My first bachelor's degree was in Electrical and Telecommunications Engineering. I enjoyed learning all the math, but I never worked in the area. I started working with software very early, and never stopped until now. After a while, working with real computer scientists, I always felt I was an outsider — perhaps a manifestation of Impostor's syndrome.

So, back in 2012, I decided to apply for an academic Master's program in Computer Science in one of the best Universities in Brazil. I called one friend that was finishing the Master's program at the time and asked: What is the brightest professor at this University? He answered, without hesitation, Silvio de Barros Melo, a Computer Graphics specialist. Promptly, I scheduled a meeting with the professor and presented my proposal.

He was excited by the amount of experience building software for the web I already had at the time, and he mentioned they were trying to solve a tough problem, building a Computer Vision library for the web using Flash with C/C++ bindings. I told him I could build it, and not only that, I could make this in pure JavaScript. I was secretly counting with the Media Capture and Streams — still a draft at the time, to be able to capture frames from the user's camera and process them in a canvas element in real-time.

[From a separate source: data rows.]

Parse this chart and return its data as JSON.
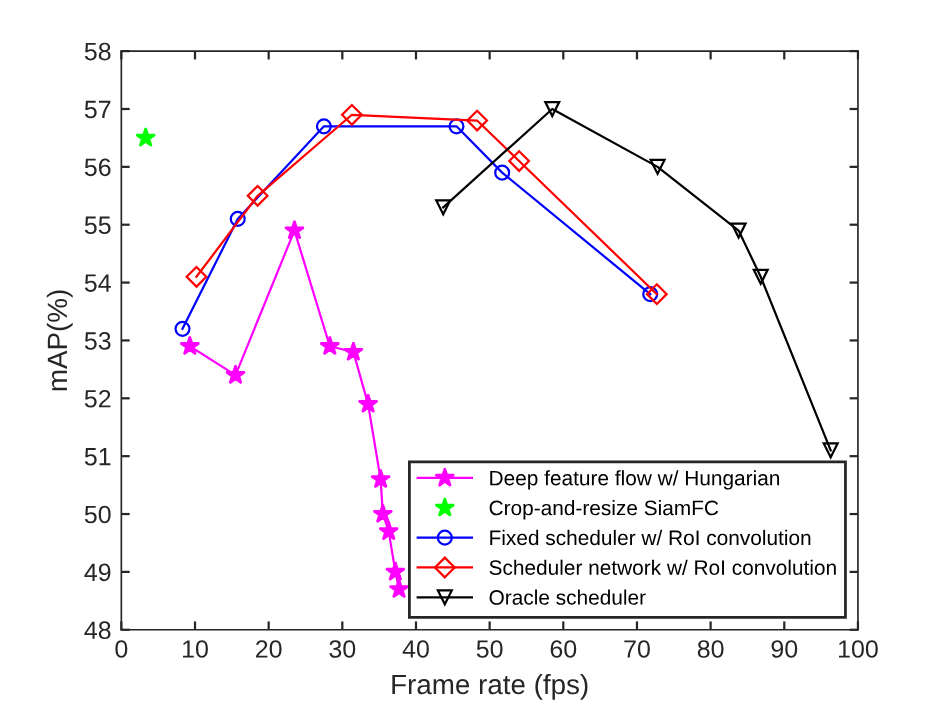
{
  "chart_data": {
    "type": "line",
    "xlabel": "Frame rate (fps)",
    "ylabel": "mAP(%)",
    "xlim": [
      0,
      100
    ],
    "ylim": [
      48,
      58
    ],
    "xticks": [
      0,
      10,
      20,
      30,
      40,
      50,
      60,
      70,
      80,
      90,
      100
    ],
    "yticks": [
      48,
      49,
      50,
      51,
      52,
      53,
      54,
      55,
      56,
      57,
      58
    ],
    "grid": false,
    "legend": "bottom right",
    "series": [
      {
        "name": "Deep feature flow w/ Hungarian",
        "color": "#ff00ff",
        "marker": "star",
        "x": [
          9.3,
          15.5,
          23.5,
          28.3,
          31.5,
          33.5,
          35.2,
          35.5,
          36.3,
          37.2,
          37.7
        ],
        "values": [
          52.9,
          52.4,
          54.9,
          52.9,
          52.8,
          51.9,
          50.6,
          50.0,
          49.7,
          49.0,
          48.7
        ]
      },
      {
        "name": "Crop-and-resize SiamFC",
        "color": "#00ff00",
        "marker": "star",
        "type": "scatter",
        "x": [
          3.3
        ],
        "values": [
          56.5
        ]
      },
      {
        "name": "Fixed scheduler w/ RoI convolution",
        "color": "#0000ff",
        "marker": "circle",
        "x": [
          8.3,
          15.8,
          27.5,
          45.5,
          51.7,
          71.8
        ],
        "values": [
          53.2,
          55.1,
          56.7,
          56.7,
          55.9,
          53.8
        ]
      },
      {
        "name": "Scheduler network w/ RoI convolution",
        "color": "#ff0000",
        "marker": "diamond",
        "x": [
          10.2,
          18.5,
          31.3,
          48.3,
          54.0,
          72.7
        ],
        "values": [
          54.1,
          55.5,
          56.9,
          56.8,
          56.1,
          53.8
        ]
      },
      {
        "name": "Oracle scheduler",
        "color": "#000000",
        "marker": "triangle",
        "x": [
          43.7,
          58.5,
          72.8,
          83.8,
          86.8,
          96.3
        ],
        "values": [
          55.3,
          57.0,
          56.0,
          54.9,
          54.1,
          51.1
        ]
      }
    ]
  }
}
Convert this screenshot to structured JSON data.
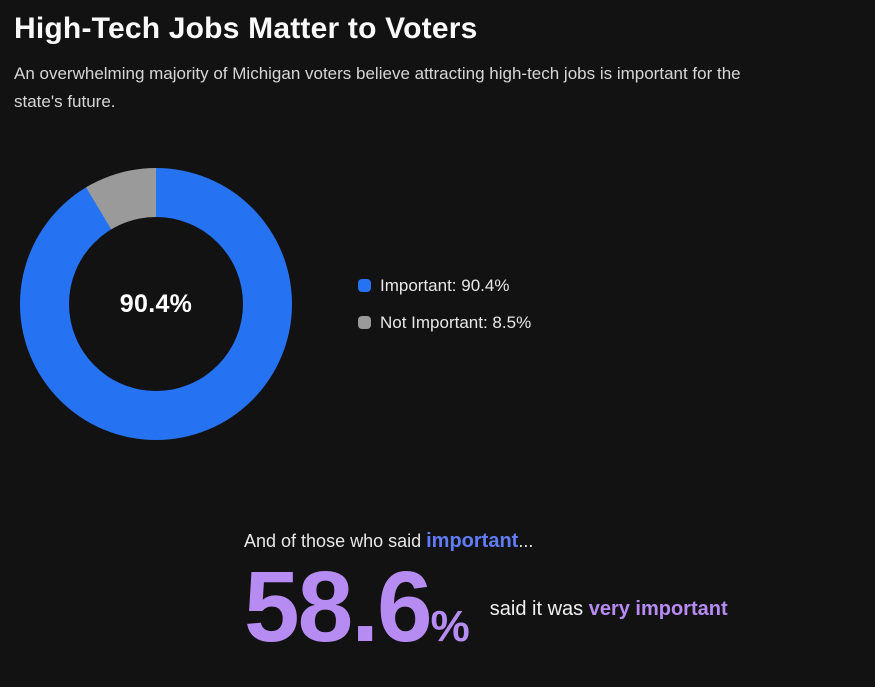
{
  "header": {
    "title": "High-Tech Jobs Matter to Voters",
    "subtitle": "An overwhelming majority of Michigan voters believe attracting high-tech jobs is important for the state's future."
  },
  "chart_data": {
    "type": "pie",
    "variant": "donut",
    "title": "High-Tech Jobs Matter to Voters",
    "center_label": "90.4%",
    "slices": [
      {
        "label": "Important",
        "value": 90.4,
        "color": "#2573f2"
      },
      {
        "label": "Not Important",
        "value": 8.5,
        "color": "#9a9a9a"
      }
    ],
    "legend": [
      {
        "label": "Important: 90.4%",
        "color": "#2573f2"
      },
      {
        "label": "Not Important: 8.5%",
        "color": "#9a9a9a"
      }
    ],
    "legend_position": "right",
    "start_angle_deg": 0,
    "direction": "clockwise"
  },
  "callout": {
    "lead_prefix": "And of those who said ",
    "lead_highlight": "important",
    "lead_suffix": "...",
    "big_value": "58.6",
    "big_unit": "%",
    "desc_prefix": "said it was ",
    "desc_highlight": "very important"
  },
  "colors": {
    "background": "#121212",
    "accent_blue": "#2573f2",
    "accent_gray": "#9a9a9a",
    "accent_purple": "#b78cf2",
    "highlight_blue": "#5f7cfa"
  }
}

Example 1 — Face tracking controlling 3D rendering at 44 FPS in the browser
Example 2 — Face detection using Viola Jones in the browser

After a strict selection process, I got accepted into the full-time program. I was working for Liferay as a Software Engineer. I needed to make money to pay my bills and couldn't stop working. I had to do both a full-time academic program and a full-time job. I had long three years ahead of me. Fortunately, I finished the program with honors. After the thesis presentation, one of the board members made the following comment: This thesis is the difference between good and great. I am not sure if this translates well to English, but I was proud of myself when I heard such a compliment.

Eduardo Lundgren, Alex Barros, Silvio de Barros Melo, Veronica Teichrieb, João Marcelo, after thesis presentation — August 2013

The work resulted in a JavaScript library called tracking.js. I no longer actively maintain it, though it got its popularity, 8,300 stars at GitHub, and around 140,000 results at google. In this post, I am publishing the final thesis as a PDF embedded iframe, so then people can use it as a reference.

Screenshot of
Tracking.js presentation tools — August 2013

The JavaScript implementation is open-source and available on GitHub, see the links below for the implementation of the different algorithms.

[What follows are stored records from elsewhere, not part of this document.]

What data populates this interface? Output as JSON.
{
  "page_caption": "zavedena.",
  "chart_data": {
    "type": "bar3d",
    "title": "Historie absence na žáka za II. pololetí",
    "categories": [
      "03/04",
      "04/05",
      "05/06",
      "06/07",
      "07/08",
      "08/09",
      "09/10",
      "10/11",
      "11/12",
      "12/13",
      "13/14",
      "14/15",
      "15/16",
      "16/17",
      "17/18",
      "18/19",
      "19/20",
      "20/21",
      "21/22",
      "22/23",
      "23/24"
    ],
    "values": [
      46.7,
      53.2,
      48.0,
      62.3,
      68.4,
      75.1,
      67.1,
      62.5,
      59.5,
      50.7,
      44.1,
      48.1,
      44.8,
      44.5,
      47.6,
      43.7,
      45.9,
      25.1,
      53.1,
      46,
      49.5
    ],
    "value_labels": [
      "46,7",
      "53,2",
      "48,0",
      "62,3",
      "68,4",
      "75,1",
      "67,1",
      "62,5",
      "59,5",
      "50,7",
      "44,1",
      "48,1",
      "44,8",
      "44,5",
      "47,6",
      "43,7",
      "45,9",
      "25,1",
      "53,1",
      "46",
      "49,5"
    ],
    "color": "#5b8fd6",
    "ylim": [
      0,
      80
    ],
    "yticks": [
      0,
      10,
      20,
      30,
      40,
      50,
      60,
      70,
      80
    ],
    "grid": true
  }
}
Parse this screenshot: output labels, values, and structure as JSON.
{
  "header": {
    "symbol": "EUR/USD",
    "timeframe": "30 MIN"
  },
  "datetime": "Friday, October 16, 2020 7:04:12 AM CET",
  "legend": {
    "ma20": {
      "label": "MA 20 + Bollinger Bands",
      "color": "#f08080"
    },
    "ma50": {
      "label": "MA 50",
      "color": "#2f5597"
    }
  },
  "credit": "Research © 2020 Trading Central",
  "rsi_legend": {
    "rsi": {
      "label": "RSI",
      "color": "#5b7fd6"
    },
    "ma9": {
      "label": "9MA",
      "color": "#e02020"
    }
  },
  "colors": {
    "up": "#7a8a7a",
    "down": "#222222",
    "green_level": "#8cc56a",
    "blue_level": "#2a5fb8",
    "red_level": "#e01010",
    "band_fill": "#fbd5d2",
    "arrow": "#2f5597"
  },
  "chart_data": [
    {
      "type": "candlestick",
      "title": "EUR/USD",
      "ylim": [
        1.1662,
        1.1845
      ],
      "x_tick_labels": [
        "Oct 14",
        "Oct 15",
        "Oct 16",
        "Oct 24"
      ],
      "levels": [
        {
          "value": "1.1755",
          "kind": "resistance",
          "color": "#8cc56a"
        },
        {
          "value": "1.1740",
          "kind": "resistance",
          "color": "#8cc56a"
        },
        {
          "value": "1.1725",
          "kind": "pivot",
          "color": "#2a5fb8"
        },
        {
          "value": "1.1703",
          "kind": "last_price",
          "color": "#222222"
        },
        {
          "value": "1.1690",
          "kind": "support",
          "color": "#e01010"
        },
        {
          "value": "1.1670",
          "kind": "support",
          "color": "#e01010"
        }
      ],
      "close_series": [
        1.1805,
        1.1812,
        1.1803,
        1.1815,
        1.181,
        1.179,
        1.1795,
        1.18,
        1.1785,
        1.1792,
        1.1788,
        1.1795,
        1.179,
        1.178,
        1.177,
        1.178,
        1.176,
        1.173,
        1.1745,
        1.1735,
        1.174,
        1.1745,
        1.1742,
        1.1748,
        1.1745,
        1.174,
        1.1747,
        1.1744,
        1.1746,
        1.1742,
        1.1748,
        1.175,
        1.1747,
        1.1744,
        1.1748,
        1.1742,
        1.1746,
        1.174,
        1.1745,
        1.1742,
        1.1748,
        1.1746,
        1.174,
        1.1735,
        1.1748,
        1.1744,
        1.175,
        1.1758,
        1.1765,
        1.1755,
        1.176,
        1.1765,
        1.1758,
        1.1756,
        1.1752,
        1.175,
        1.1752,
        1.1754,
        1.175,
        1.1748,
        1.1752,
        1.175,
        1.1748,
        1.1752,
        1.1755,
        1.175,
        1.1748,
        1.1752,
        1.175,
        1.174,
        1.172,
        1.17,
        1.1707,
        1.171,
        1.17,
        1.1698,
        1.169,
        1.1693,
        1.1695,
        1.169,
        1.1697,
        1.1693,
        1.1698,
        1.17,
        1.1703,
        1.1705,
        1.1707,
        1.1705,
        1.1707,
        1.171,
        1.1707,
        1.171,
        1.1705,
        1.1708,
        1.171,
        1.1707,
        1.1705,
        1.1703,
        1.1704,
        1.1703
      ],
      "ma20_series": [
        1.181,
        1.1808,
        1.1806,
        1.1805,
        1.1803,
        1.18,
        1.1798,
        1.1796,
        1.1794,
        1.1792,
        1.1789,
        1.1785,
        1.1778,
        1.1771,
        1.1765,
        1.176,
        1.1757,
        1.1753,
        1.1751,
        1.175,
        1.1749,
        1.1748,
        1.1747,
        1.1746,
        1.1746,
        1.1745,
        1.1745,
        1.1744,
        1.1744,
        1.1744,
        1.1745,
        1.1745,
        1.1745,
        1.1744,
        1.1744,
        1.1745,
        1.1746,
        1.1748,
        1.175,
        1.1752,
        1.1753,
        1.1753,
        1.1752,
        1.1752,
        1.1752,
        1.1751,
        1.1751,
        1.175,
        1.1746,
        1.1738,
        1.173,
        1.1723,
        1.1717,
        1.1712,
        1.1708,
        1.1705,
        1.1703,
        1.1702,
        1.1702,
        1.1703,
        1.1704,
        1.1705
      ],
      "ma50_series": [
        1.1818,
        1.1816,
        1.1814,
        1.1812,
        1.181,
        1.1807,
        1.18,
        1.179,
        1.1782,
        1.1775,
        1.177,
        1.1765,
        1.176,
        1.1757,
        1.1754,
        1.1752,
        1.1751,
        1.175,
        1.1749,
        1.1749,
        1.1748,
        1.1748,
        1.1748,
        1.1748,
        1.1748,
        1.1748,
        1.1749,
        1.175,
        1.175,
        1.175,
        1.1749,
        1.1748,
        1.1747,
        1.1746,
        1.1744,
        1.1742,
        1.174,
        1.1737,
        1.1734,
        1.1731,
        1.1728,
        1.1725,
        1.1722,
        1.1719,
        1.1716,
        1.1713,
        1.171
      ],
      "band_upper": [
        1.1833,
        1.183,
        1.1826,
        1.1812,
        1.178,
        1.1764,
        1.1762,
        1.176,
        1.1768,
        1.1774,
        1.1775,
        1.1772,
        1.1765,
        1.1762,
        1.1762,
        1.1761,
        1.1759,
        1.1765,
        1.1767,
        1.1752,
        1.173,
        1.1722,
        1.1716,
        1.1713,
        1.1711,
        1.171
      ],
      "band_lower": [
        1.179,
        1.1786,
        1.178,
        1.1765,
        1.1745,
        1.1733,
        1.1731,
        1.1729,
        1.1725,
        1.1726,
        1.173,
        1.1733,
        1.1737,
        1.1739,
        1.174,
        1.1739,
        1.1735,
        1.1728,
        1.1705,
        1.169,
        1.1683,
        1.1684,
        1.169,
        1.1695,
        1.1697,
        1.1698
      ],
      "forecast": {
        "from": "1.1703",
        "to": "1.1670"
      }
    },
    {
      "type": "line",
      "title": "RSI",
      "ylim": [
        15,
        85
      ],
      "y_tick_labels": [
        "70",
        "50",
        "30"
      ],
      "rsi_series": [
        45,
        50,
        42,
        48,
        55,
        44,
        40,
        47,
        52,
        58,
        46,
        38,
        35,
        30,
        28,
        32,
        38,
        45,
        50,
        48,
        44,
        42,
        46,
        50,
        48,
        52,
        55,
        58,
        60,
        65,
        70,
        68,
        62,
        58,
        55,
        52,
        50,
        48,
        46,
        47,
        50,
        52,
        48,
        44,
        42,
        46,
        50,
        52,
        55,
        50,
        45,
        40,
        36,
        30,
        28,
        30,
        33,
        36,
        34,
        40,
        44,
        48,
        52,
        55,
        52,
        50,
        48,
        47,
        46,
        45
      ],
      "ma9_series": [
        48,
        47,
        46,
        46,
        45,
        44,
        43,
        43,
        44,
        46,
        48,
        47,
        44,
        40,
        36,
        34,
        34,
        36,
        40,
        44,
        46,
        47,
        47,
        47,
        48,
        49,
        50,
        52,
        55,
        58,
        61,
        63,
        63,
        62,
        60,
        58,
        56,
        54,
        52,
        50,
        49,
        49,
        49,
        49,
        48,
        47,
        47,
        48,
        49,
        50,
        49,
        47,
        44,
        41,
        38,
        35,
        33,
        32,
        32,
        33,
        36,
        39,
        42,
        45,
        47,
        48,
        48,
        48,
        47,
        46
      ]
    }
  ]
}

If you are interested in how I built this library, take a look at the thesis down below or download it here, it explains all the details.

“In this disseratation, I have designed and implemented a tracking library for the web that brings different Computer Vision (CV) algorithms and techniques into the browser environment without requiring third-party plugins installation. By using new HTML5 specifications, it enables users to do real-time color tracking, face detection, and much more — all that with a lightweight core (~7 KB) and intuitive interface. It provides a common infrastructure to develop applications and to accelerate the use of CV techniques on the web in commercial products. The library involves the of different CV algorithms and technologies into the browser environment. Between the several methods available, some algorithms can be used for various applications, such as, detect faces, identify objects and colors, and track moving objects.”